Writer's Note:  This post concerns an incident from several years in the past, not recent.  I wrote it down to get my thoughts out, saved it, and just ran across it again today and decided it was a worthy topic.


What exactly is truth?  And can we really handle it?  We claim to be truth seekers – at least most of us do, but is truth really what we seek, and what we offer?  Deep thoughts, I know, but a recent conversation with a friend got me pondering the whole issue of the nature of truth.

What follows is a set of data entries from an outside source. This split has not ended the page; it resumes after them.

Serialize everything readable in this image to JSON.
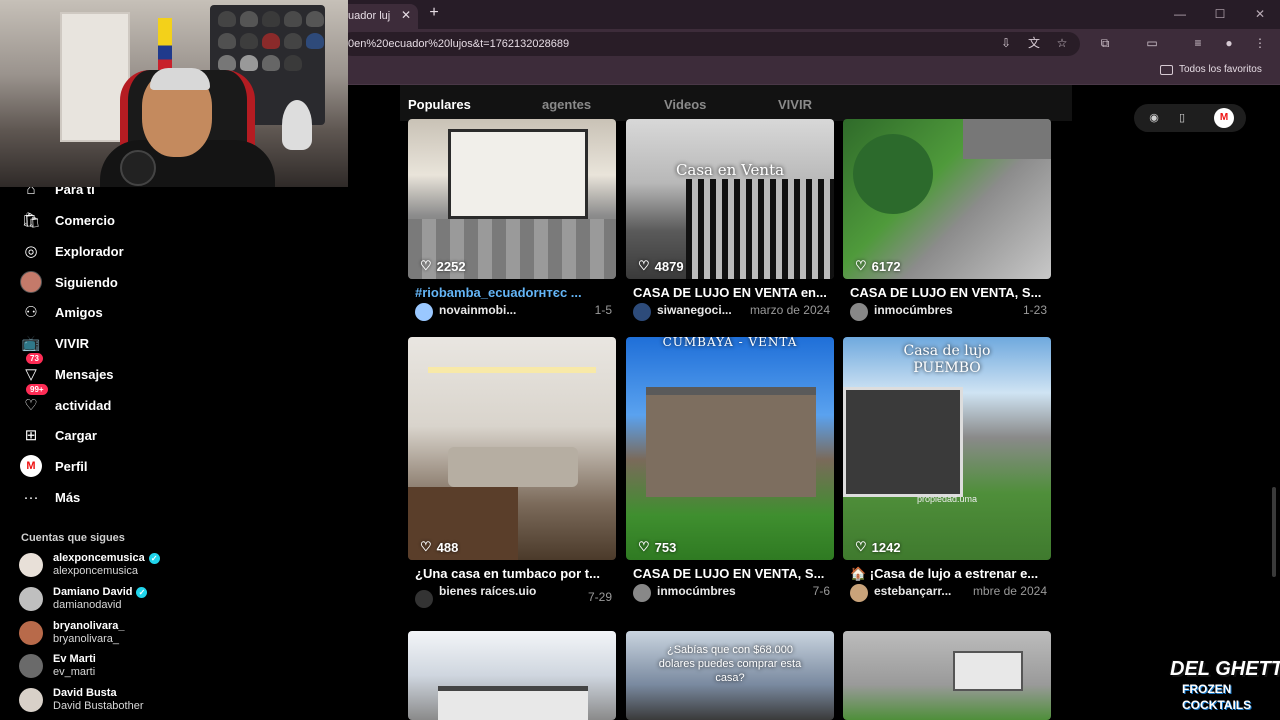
{
  "browser": {
    "tab_title": "uador luj",
    "url": "0en%20ecuador%20lujos&t=1762132028689",
    "bookmark_folder": "Todos los favoritos"
  },
  "sidebar": {
    "items": [
      {
        "label": "Para ti",
        "icon": "home-icon"
      },
      {
        "label": "Comercio",
        "icon": "shop-icon"
      },
      {
        "label": "Explorador",
        "icon": "compass-icon"
      },
      {
        "label": "Siguiendo",
        "icon": "following-avatar"
      },
      {
        "label": "Amigos",
        "icon": "friends-icon"
      },
      {
        "label": "VIVIR",
        "icon": "live-icon"
      },
      {
        "label": "Mensajes",
        "icon": "messages-icon",
        "badge": "73"
      },
      {
        "label": "actividad",
        "icon": "activity-icon",
        "badge": "99+"
      },
      {
        "label": "Cargar",
        "icon": "upload-icon"
      },
      {
        "label": "Perfil",
        "icon": "profile-avatar"
      },
      {
        "label": "Más",
        "icon": "more-icon"
      }
    ],
    "following_header": "Cuentas que sigues",
    "following": [
      {
        "name": "alexponcemusica",
        "handle": "alexponcemusica",
        "verified": true
      },
      {
        "name": "Damiano David",
        "handle": "damianodavid",
        "verified": true
      },
      {
        "name": "bryanolivara_",
        "handle": "bryanolivara_",
        "verified": false
      },
      {
        "name": "Ev Marti",
        "handle": "ev_marti",
        "verified": false
      },
      {
        "name": "David Busta",
        "handle": "David Bustabother",
        "verified": false
      }
    ]
  },
  "tabs": [
    "Populares",
    "agentes",
    "Videos",
    "VIVIR"
  ],
  "profile_initial": "M",
  "videos": [
    {
      "likes": "2252",
      "caption": "#riobamba_ecuadorнтєc ...",
      "author": "novainmobi...",
      "date": "1-5",
      "caption_link": true
    },
    {
      "likes": "4879",
      "caption": "CASA DE LUJO EN VENTA en...",
      "author": "siwanegoci...",
      "date": "marzo de 2024",
      "overlay": "Casa en Venta"
    },
    {
      "likes": "6172",
      "caption": "CASA DE LUJO EN VENTA, S...",
      "author": "inmocúmbres",
      "date": "1-23"
    },
    {
      "likes": "488",
      "caption": "¿Una casa en tumbaco por t...",
      "author": "bienes raíces.uio",
      "date": "7-29"
    },
    {
      "likes": "753",
      "caption": "CASA DE LUJO EN VENTA, S...",
      "author": "inmocúmbres",
      "date": "7-6",
      "overlay": "CUMBAYÁ - VENTA"
    },
    {
      "likes": "1242",
      "caption": "🏠 ¡Casa de lujo a estrenar e...",
      "author": "estebançarr...",
      "date": "mbre de 2024",
      "overlay": "Casa de lujo PUEMBO",
      "watermark": "propiedad.uma"
    },
    {
      "overlay": "¿Sabías que con $68.000 dolares puedes comprar esta casa?"
    }
  ],
  "logo": {
    "line1": "DEL GHETTO",
    "line2": "FROZEN",
    "line3": "COCKTAILS"
  }
}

Actually, to tell the truth (insert ironic snort here), it wasn’t so much a conversation with a friend as it was her telling me some personal things to which I had a very strong reaction and deep concerns that she was heading for some big trouble, and that I did not verbalize.  In other words, I did not speak my true feelings about what she was telling me, and after we hung up, I found myself wondering why it was so hard to just be honest with her.  And I came to the mortifying conclusion that in this particular instance, though it would be easy to say I didn’t tell her the truth in order to spare her feelings, the reality of it was that I didn’t tell her the truth because it benefited me.  I would have risked her backing away, shutting me out, not feeling safe to come to me any more, or even worse, deciding that she did not want us to be close friends any more.  And if that were to happen, I not only would lose her friendship, but I would likely lose some connections with other people that I want to stay connected with for many reasons, because she is closer to them than I am.  So, in pondering this situation, I realized that I actually had very self-centered reasons for not telling the truth.

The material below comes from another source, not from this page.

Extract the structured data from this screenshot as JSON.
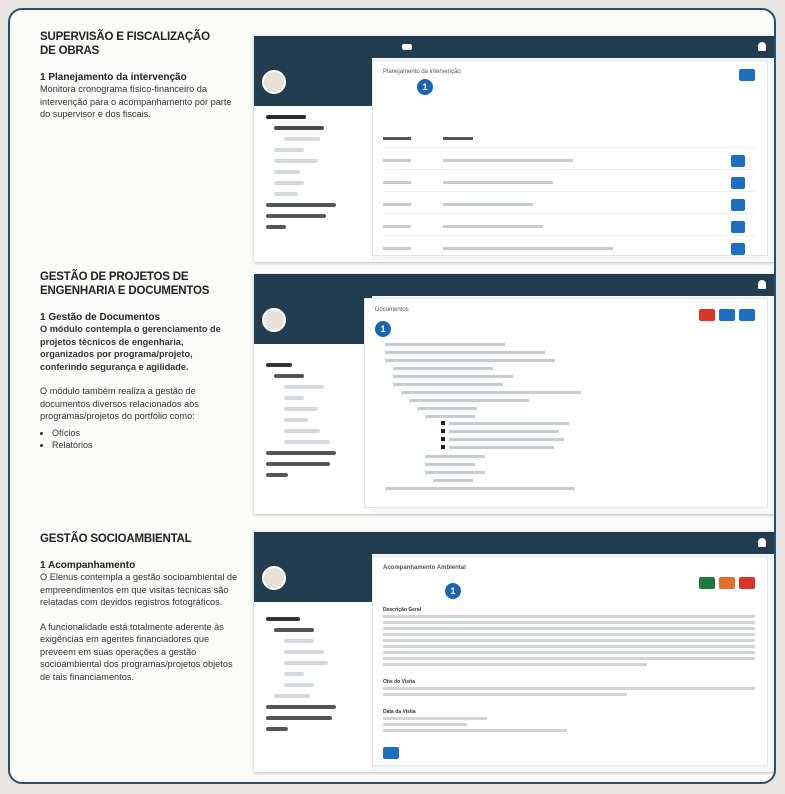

How often do we opt to tell only part of the truth, or some version of the truth, or the sanitized truth, or even an out and out lie, for reasons that are less than altruistic?  I like to believe, and often say, that I am an open book and that what you see is what you get.  But the truth (there’s that word again) is that there is probably no one in my life, not even my husband, who knows everything about me.  Sure he knows a lot, but there are many things I have never told him and probably never will.  Things from the past, to be sure, but still . . .  And among my friends, I can count on one hand, actually maybe half a hand, the ones with whom I’m even mostly transparent and honest.  I have a tendency to only have a very small number of close friends at a time, and even those relationships can be difficult for me to take beyond a certain level. 

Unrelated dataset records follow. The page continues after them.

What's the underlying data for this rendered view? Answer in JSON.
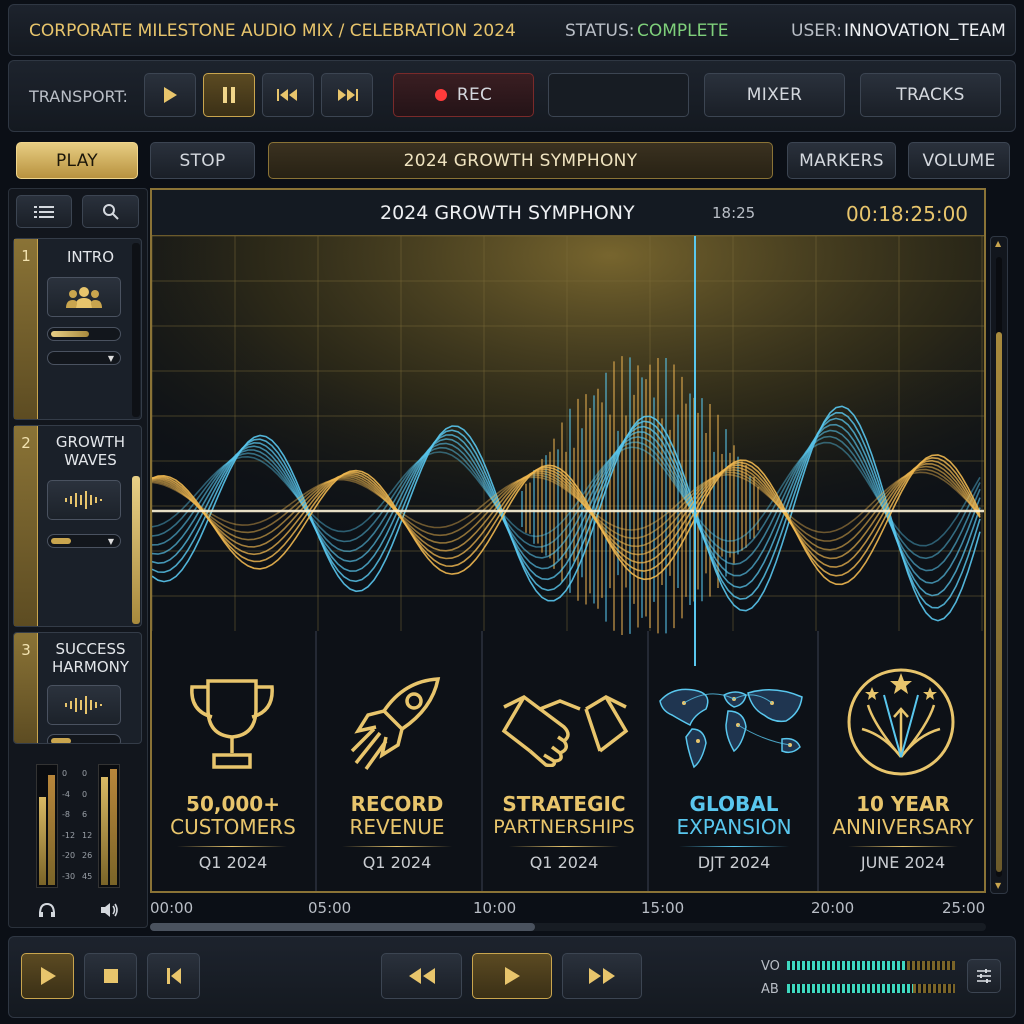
{
  "header": {
    "title": "CORPORATE MILESTONE AUDIO MIX / CELEBRATION 2024",
    "status_label": "STATUS:",
    "status_value": "COMPLETE",
    "user_label": "USER:",
    "user_value": "INNOVATION_TEAM"
  },
  "transport": {
    "label": "TRANSPORT:",
    "rec_label": "REC",
    "mixer_label": "MIXER",
    "tracks_label": "TRACKS"
  },
  "toolbar": {
    "play_label": "PLAY",
    "stop_label": "STOP",
    "track_name": "2024 GROWTH SYMPHONY",
    "markers_label": "MARKERS",
    "volume_label": "VOLUME"
  },
  "tracks": [
    {
      "num": "1",
      "name": "INTRO",
      "icon": "users-icon",
      "level": 0.55
    },
    {
      "num": "2",
      "name": "GROWTH\nWAVES",
      "icon": "waveform-icon",
      "level": 0.3
    },
    {
      "num": "3",
      "name": "SUCCESS\nHARMONY",
      "icon": "waveform-icon",
      "level": 0.3
    }
  ],
  "meters": {
    "scale_left": [
      "0",
      "-4",
      "-8",
      "-12",
      "-20",
      "-30"
    ],
    "scale_right": [
      "0",
      "0",
      "6",
      "12",
      "26",
      "45"
    ]
  },
  "waveform": {
    "title": "2024 GROWTH SYMPHONY",
    "playhead_time": "18:25",
    "timecode": "00:18:25:00"
  },
  "milestones": [
    {
      "title1": "50,000+",
      "title2": "CUSTOMERS",
      "date": "Q1 2024",
      "icon": "trophy-icon",
      "accent": "#e8c56c"
    },
    {
      "title1": "RECORD",
      "title2": "REVENUE",
      "date": "Q1 2024",
      "icon": "rocket-icon",
      "accent": "#e8c56c"
    },
    {
      "title1": "STRATEGIC",
      "title2": "PARTNERSHIPS",
      "date": "Q1 2024",
      "icon": "handshake-icon",
      "accent": "#e8c56c"
    },
    {
      "title1": "GLOBAL",
      "title2": "EXPANSION",
      "date": "DJT 2024",
      "icon": "world-map-icon",
      "accent": "#59c7ee"
    },
    {
      "title1": "10 YEAR",
      "title2": "ANNIVERSARY",
      "date": "JUNE 2024",
      "icon": "fireworks-icon",
      "accent": "#e8c56c"
    }
  ],
  "timeline": [
    "00:00",
    "05:00",
    "10:00",
    "15:00",
    "20:00",
    "25:00"
  ],
  "bottom": {
    "vo_label": "VO",
    "ab_label": "AB"
  },
  "colors": {
    "gold": "#e8c56c",
    "cyan": "#59c7ee",
    "status_green": "#7fd07b"
  }
}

How often we say the thing we think someone wants to hear, rather than our real opinion on the matter.  I am literally physically unable to have a confrontation with someone other than my closest family members, and so when an issue arises with a friend where some hard things need to be said, they go unspoken.
 
This particular character flaw has caused me no end of internal grief, as you know if you read this blog or know me, that I am a self-confessed people pleaser. And yet, when you have a deep need to say something hard but true, and you just cannot bring yourself to do it, you are the one that ends up suffering and making yourself miserable and wondering.  Wondering what if I told the truth?  What if they don't like what I have to say?  What if they don't . . . love me anymore? 
 
There, that's the crux of it really.  What if they don't love me anymore.  Because that would be the worst thing.  Except would it, really?  If someone stops loving me because I say something to them that they don't like or don't want to hear, is that a love worth being UNtruthful to maintain? 
 
I don't have a wise and sage answer, just the questions.  Always the questions.  But I'd love to learn to be more truthful, and I am working on it.  And it's hard and reeeeeealllly uncomfortable.  Because sometimes when the truth hurts, it hurts the teller as well as the hearer.